Ranching is the main profession in Chase County, which is the only Kansas county that lies entirely within the Flint Hills.
Thus, most appropriate that ten Chase County ranches were recognized at the recent 75th anniversary Flint Hills Rodeo in Strong City.
Jim Hoy, a cowboy in-his-own-right and lifelong Flint Hills historian, said, “About 85 percent of Chase County is in pasture, and this native bluestem prairie is the best grass in the world for putting weight on cattle efficiently and economically.”
Before the Friday night rodeo performance, Hoy recognized the ranches with representatives standing in front of the bucking chutes.

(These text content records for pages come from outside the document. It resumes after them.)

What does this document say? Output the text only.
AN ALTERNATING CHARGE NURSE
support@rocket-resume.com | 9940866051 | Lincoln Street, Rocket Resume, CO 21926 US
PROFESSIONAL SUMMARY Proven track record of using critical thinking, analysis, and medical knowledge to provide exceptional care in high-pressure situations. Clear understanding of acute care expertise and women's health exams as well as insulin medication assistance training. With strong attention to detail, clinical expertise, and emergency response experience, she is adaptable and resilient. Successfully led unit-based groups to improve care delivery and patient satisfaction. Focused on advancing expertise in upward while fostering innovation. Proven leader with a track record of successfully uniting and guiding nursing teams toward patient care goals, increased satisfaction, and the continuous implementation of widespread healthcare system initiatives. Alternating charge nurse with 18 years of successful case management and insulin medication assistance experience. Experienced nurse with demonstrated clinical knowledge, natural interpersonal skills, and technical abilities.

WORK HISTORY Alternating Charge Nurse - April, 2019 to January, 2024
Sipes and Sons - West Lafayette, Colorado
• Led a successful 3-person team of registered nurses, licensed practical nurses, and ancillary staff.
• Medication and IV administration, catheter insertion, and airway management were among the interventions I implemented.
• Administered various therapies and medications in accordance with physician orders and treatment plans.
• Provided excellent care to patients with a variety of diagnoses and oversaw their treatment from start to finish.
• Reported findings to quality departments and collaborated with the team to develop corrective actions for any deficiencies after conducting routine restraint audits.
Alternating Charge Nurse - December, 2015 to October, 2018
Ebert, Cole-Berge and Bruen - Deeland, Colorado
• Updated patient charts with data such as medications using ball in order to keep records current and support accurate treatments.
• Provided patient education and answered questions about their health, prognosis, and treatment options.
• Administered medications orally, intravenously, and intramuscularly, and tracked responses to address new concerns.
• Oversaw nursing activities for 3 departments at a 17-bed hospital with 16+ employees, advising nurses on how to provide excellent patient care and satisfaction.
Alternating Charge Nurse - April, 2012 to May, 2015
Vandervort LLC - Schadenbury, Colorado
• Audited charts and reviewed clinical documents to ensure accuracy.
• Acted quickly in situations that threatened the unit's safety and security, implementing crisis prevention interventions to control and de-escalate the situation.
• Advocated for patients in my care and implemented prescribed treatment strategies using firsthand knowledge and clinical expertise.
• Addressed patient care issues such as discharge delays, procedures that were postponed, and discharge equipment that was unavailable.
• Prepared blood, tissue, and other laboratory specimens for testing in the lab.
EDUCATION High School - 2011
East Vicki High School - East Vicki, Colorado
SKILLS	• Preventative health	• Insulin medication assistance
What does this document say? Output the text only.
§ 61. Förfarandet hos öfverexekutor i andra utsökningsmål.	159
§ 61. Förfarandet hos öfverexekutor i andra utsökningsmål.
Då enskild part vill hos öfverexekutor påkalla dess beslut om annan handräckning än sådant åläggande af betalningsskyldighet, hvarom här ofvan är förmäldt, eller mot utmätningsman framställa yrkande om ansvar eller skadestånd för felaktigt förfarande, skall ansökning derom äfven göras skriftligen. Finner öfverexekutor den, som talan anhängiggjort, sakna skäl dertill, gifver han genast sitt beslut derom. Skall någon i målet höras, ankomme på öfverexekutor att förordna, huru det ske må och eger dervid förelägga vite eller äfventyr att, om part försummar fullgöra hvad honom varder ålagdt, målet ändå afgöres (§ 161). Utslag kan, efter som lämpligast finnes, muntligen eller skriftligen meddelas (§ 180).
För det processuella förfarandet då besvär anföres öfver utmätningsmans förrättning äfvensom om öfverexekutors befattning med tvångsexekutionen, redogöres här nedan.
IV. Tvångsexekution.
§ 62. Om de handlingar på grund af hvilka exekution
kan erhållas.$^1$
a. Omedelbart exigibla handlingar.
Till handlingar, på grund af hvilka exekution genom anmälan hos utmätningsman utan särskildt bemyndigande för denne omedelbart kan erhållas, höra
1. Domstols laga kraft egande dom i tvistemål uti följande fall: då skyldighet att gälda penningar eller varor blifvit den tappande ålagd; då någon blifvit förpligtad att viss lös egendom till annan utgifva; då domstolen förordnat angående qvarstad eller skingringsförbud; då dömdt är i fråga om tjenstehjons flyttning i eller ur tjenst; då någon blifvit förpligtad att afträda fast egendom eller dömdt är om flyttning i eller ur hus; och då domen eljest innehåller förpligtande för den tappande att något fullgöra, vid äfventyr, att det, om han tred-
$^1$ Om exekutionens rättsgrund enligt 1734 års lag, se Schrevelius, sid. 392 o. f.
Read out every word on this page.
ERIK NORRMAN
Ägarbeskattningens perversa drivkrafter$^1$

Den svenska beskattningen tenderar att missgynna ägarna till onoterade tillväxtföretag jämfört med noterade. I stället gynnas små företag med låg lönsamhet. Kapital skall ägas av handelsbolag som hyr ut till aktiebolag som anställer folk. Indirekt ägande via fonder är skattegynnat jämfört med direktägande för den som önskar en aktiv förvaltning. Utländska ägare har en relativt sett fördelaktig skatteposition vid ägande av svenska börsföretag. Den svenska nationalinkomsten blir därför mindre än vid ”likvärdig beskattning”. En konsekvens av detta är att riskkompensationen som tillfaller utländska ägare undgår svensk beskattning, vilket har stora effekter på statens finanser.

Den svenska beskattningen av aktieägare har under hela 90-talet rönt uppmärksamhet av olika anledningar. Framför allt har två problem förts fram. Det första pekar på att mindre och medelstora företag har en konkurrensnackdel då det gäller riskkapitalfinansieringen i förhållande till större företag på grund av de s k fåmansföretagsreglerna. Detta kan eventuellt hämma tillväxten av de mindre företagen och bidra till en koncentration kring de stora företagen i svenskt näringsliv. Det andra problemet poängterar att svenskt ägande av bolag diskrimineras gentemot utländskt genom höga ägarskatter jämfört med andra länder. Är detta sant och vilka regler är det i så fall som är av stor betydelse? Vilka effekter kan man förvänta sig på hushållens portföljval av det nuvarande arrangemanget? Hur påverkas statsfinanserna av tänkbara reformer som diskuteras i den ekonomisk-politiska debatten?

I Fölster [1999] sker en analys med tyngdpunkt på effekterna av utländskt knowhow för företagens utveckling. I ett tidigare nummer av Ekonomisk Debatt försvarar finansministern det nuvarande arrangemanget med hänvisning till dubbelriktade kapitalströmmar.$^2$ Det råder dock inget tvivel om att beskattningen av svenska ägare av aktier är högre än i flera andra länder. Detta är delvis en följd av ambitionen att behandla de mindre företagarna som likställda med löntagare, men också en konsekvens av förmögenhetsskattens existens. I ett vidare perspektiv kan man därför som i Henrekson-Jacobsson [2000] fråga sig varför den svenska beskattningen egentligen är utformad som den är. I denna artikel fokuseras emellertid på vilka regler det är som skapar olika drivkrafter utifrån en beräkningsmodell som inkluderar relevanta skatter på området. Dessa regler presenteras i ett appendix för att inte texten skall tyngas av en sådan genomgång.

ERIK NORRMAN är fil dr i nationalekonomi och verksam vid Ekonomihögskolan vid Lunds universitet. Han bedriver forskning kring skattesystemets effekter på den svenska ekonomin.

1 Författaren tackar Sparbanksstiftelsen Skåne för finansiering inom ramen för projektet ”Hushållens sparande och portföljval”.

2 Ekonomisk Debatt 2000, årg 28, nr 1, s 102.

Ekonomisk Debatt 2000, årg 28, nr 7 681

“These ranches, some long-established and others started more recently, are only a few of many in the county. They were chosen as representative of the different types of operations here in the heart of the Flint Hills,” Hoy clarified.
Fox Creek Ranch north of Strong City dates to 1862 when George Smith took possession with a patent signed by President Abraham Lincoln. Paul Hatcher and Olma Peak bought 2,800 acres from David Wood, grandson of Chase County pioneer Sam Wood in 1946. Bill and Jeanne Hatcher became sole owners in 1980, and they now have a summer grazing operation with their sons, Matt and Gary.
Hinkson Ranch traces to beginnings in Nebraska through Texas and New Mexico before Frank and Marilyn Hinkson settled on Sharps Creek south of Cottonwood Falls. With their son, Trey, and his wife, Becky, they raise registered Angus cattle from a herd totaling 400 cows. Seed stock is sold to other cow-calf operators throughout the country during an annual production sale on the third
Saturday of March.
Homestead Ranch is 4,000-acres east of Matfield Green. Jane Koger operates the ranch homesteaded by her great grandparents in the mid-1800s. Her grandparents attended the High Prairie School that has been moved to the ranch, which runs a herd of 125 stock cows and summer grazes 3,000 stocker cattle. Each spring, many visitors come to the ranch to watch the booming ritual of mating prairie chickens.
Mulvane Ranch, northwest of Strong City, was purchased by Joab Mulvane in the early 1900s from the Western Land and Cattle Company, a British syndicate which owned 100,000 acres in Chase County. Most of the 12,000 acres ranch has been divided into three pastures, some of the largest in the Flint Hills. It is a stocker operation with Ray Crawford serving as manager for 12 years.
Mushrush Ranch near Elmdale is 8,000-acres that have been operated by Joe and Connie Mushrush since 1982. Featuring registered Red Angus, the three-generation family business has more than 500 spring and fall calving cows. All cattle are grown on the Flint Hills and in a ranch feedlot. Seed stock produced by the ranch is sold during an annual production sale on the fourth Thursday in March.
Ranch Management Group is the largest single cattle operation in the county with 85,000 acres in seven locations. Headquartered at Cottonwood Falls, with Cliff Cole as manager, the ranch summer grazes yearling steers shipped in from Texas and Mexico, and then finishes them to slaughter weights at custom feedlots. This year, the ranch is also grazing 1,800 heifers being bred to be sold as cowherd replacements.
Rogler Ranch was founded north of Matfield Green by Charles Rogler, who homesteaded 160 acres on Southfork River in 1859. His son, Henry, later operated the ranch, until it was turned over to his son, Wayne Rogler, the third generation. When Wayne Roger passed away in 1993, there were 4,000 acres. Original home and outbuildings are open to the public daily under the Pioneer Bluffs Foundation.
Sauble Ranch near Cedar Point is the oldest continually operating ranch in Chase County, and the oldest family ranch in Kansas. David Sauble founded the ranch in 1856, and his grandson, Pat Sauble, and three other generations of the family live there today. Original cattle were herded on open range from Barber County. Now strictly a cattle ranch, it has also had a large layer operation.
Tallgrass Prairie National Reserve, north of Strong City, is the only national park in Kansas. Stephen Jones founded the Spring Hill Ranch in 1878 and built a home and barn. The National Park Service owns the acreage with those historic structures, while The Nature Conservancy has the remainder of the 11,000 acres grazed by yearlings and a bison herd. The ranch is open to public tours.
TS Hereford and Quarter Horse Ranch, Cottonwood Falls, started when Elmore Stout married Doris Titus in 1938, although Stout was already a rancher. When the couple passed away, the ranch, a registered Hereford and Quarter Horse operation, was placed in a family trust. Second, third and four generations merchandize production in the sale that’s been at the ranch on the last Saturday of February since 1965.